Biophysical studies of cancer cells' traverse-vessel behaviors under different pressures revealed cells' motion state transition

Abstract

Circulating tumor cells (CTCs) survive in the bloodstream and then seed and invade to foster tumor metastasis. The arrest of cancer cells is favored by permissive flow forces and geometrical constraints. Through the use of high-throughput microfluidic devices designed to mimic capillary-sized vessels, we applied pressure differences to cancer cells (MCF-7 cell line) and recorded the cell traverse-vessel behaviors. Our results showed that cancer cells transform from a Newtonian droplet state to an adhesion/migration state when cancer cells traverse artificial vessels. To explain these phenomena, a modified Newtonian droplet model was also proposed. These phenomena and the modified model may reveal how CTCs in the blood seed and invade vessels under suitable conditions.

Figure 1

The design principle of the microfluidic device and time-lapse microscopy images of two typical cells with different traverse-vessel behaviors. (A) Schematic diagram of the double-layer microfluidic chip with CO₂ layer (blue) and cell cultivation layer (red) to maintain cell culture environment and culture cells. (B) A photograph of the microfluidic chip with CO₂ layer (upper, blue) and cell cultivation layer (bottom, red).

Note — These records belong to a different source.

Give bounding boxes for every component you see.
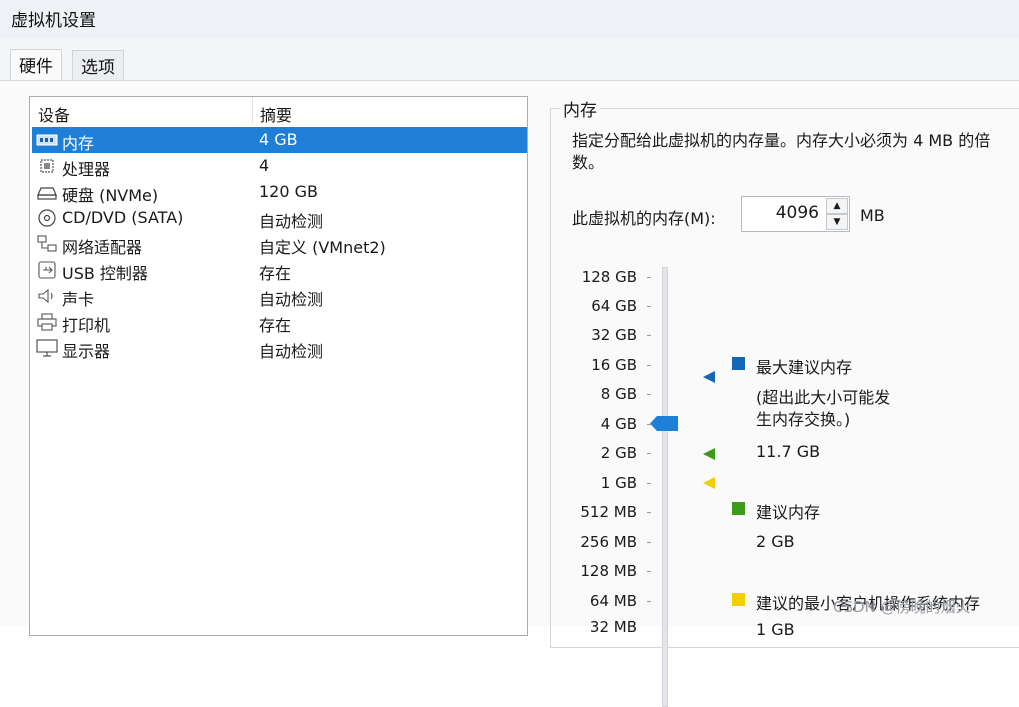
window-title: 虚拟机设置 [11, 11, 96, 31]
tab-strip: 硬件 选项 [0, 38, 1019, 81]
title-bar: 虚拟机设置 [0, 0, 1019, 38]
scale-tick-label: 8 GB [600, 385, 637, 403]
min-guest-os-value: 1 GB [756, 620, 795, 639]
max-recommended-note: (超出此大小可能发生内存交换。) [756, 388, 891, 429]
memory-slider-thumb[interactable] [650, 416, 680, 435]
column-separator[interactable] [252, 97, 253, 123]
usb-icon [36, 261, 58, 279]
memory-icon [36, 131, 58, 149]
scale-tick-label: 16 GB [591, 356, 637, 374]
scale-tick-label: 256 MB [580, 533, 637, 551]
memory-unit-label: MB [860, 206, 885, 225]
device-summary: 120 GB [259, 182, 318, 201]
recommended-label: 建议内存 [756, 503, 821, 522]
device-row-memory[interactable]: 内存 4 GB [32, 127, 527, 153]
scale-tick-mark [647, 542, 651, 543]
scale-tick-label: 64 MB [589, 592, 637, 610]
device-name: 硬盘 (NVMe) [62, 186, 159, 205]
memory-spinbox[interactable]: 4096 ▲ ▼ [741, 196, 850, 232]
scale-tick-mark [647, 277, 651, 278]
device-row-printer[interactable]: 打印机 存在 [32, 309, 527, 335]
scale-tick-label: 128 MB [580, 562, 637, 580]
scale-tick-mark [647, 306, 651, 307]
increment-button[interactable]: ▲ [826, 198, 848, 214]
max-recommended-label: 最大建议内存 [756, 358, 853, 377]
speaker-icon [36, 287, 58, 305]
min-guest-os-swatch [732, 593, 745, 606]
device-summary: 4 [259, 156, 270, 175]
column-header-summary[interactable]: 摘要 [260, 102, 292, 126]
device-summary: 存在 [259, 316, 292, 335]
scale-tick-mark [647, 335, 651, 336]
memory-field-label: 此虚拟机的内存(M): [572, 209, 716, 228]
scale-tick-mark [647, 365, 651, 366]
device-name: 声卡 [62, 290, 95, 309]
max-recommended-marker [702, 369, 716, 388]
device-summary: 自动检测 [259, 212, 324, 231]
network-adapter-icon [36, 235, 58, 253]
scale-tick-mark [647, 512, 651, 513]
recommended-value: 2 GB [756, 532, 795, 551]
scale-tick-label: 32 MB [589, 618, 637, 636]
memory-slider-track[interactable] [662, 267, 668, 707]
memory-description: 指定分配给此虚拟机的内存量。内存大小必须为 4 MB 的倍数。 [572, 131, 991, 172]
device-row-cd-dvd[interactable]: CD/DVD (SATA) 自动检测 [32, 205, 527, 231]
device-name: 处理器 [62, 160, 111, 179]
memory-group-label: 内存 [560, 96, 600, 121]
recommended-swatch [732, 502, 745, 515]
device-name: 打印机 [62, 316, 111, 335]
tab-options[interactable]: 选项 [72, 50, 124, 80]
device-summary: 自定义 (VMnet2) [259, 238, 386, 257]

Scale bar: 1 cm. (C) Detailed schematic diagrams of the cell cultivation layer with Inlet, Filter, Trap Unit and Outlet. (D) Schematic illustration of experimental design in the research. (E,F) Time-lapse microscopy images and the protrusion length as a function of time for two typical cells under applied pressure difference $\mathrm{\Delta }\mathit{P}$, 200 mbar and 100 mbar respectively. Scale bar: 20 μm.

Figure 2

Left: Dynamic behaviors of cancer cells traversing microvessels with 7.5 μm × 6 μm × 40 μm over time under four applied pressure differences $\mathrm{\Delta }\mathit{P}$ (400 mbar, 200 mbar, 100 mbar and 50 mbar); Right: Scatter plot of R-square and fitting velocities for cells traversing microvessels with 7.5 μm × 6 μm × 40 μm under four applied pressure differences $\mathrm{\Delta }\mathit{P}$ (400 mbar, 200 mbar, 100 mbar and 50 mbar). Red lines and Blue lines indicated cells with R-squared of linear fitting larger or smaller than 0.85.

Figure 3

The model and the simulation of traverse-vessel behaviors. (A) Sketch map of cell elongate, and adhere/migration in the microvessel. (B) The model for the dynamic behavior of cells in the microvessel. (C) The simulation of dynamic behaviors for cells under different pressure differences (50 mbar and 200 mbar) using the microfluidic chips with the same size of microvessels (7.5 μm × 6 μm). (D) The simulation of dynamic behaviors for cells under the same pressure difference (100 mbar) using the microfluidic chips with different sizes of microvessels (6 μm × 5 μm and 7.5 μm × 6 μm).

Figure 4

Distribution analysis of cells’ behaviors illustrated the transition. (A) Probability density distribution of cell apparent viscosities for 50, 100, and 200 and 400 mbar at various periods (0–10 min, 20–40 min, 80–120 min, 120–240 min). Major peak in blue, minor peak in pink and total in purple. (B) Probability density distribution of the R-squared of linear fitting for 50, 100, and 200 and 400 mbar at various times. The left y-axis shows frequencies and the right y-axis gives counts for both (A) and (B).

Figure 5

(A,B) Heatmap depicting the number of cells with corresponding R-squared and apparent viscosities under the pressure difference 50 mbar. (A) Counts cells between 20 and 40 min in experiments. (B) Counts cells between 40 and 80 min in simulations. (C,D) Medians of apparent viscosities and R-squared of cells (up to 400 cells in the first time frame under the pressure difference 50 mbar, no less than 20 cells in the final time frame under the pressure difference 400 mbar) over time under different pressure differences in experiments. Insets are in simulations. (E) Ratio of residual cells (larger than 200 cells in any condition at the start of experiments) to total throughout the experiments under different pressure differences. Inset is in simulations. Dashed lines represent results of linear fitting for two distinct stages.

Figure 6

The summarization of the R-squared and the apparent cell viscosity of the cell traverse-vessel behaviors at different conditions. (A,B) The comparison of plots of R-squared and cell apparent viscosity as functions of pressure applied for experiments and simulations under different pressure differences (median of all available cells in one condition, and no less than 80 cells in any condition at any time). (C) Illustration of cell transition from Newtonian liquid mode to adhesion and migration mode.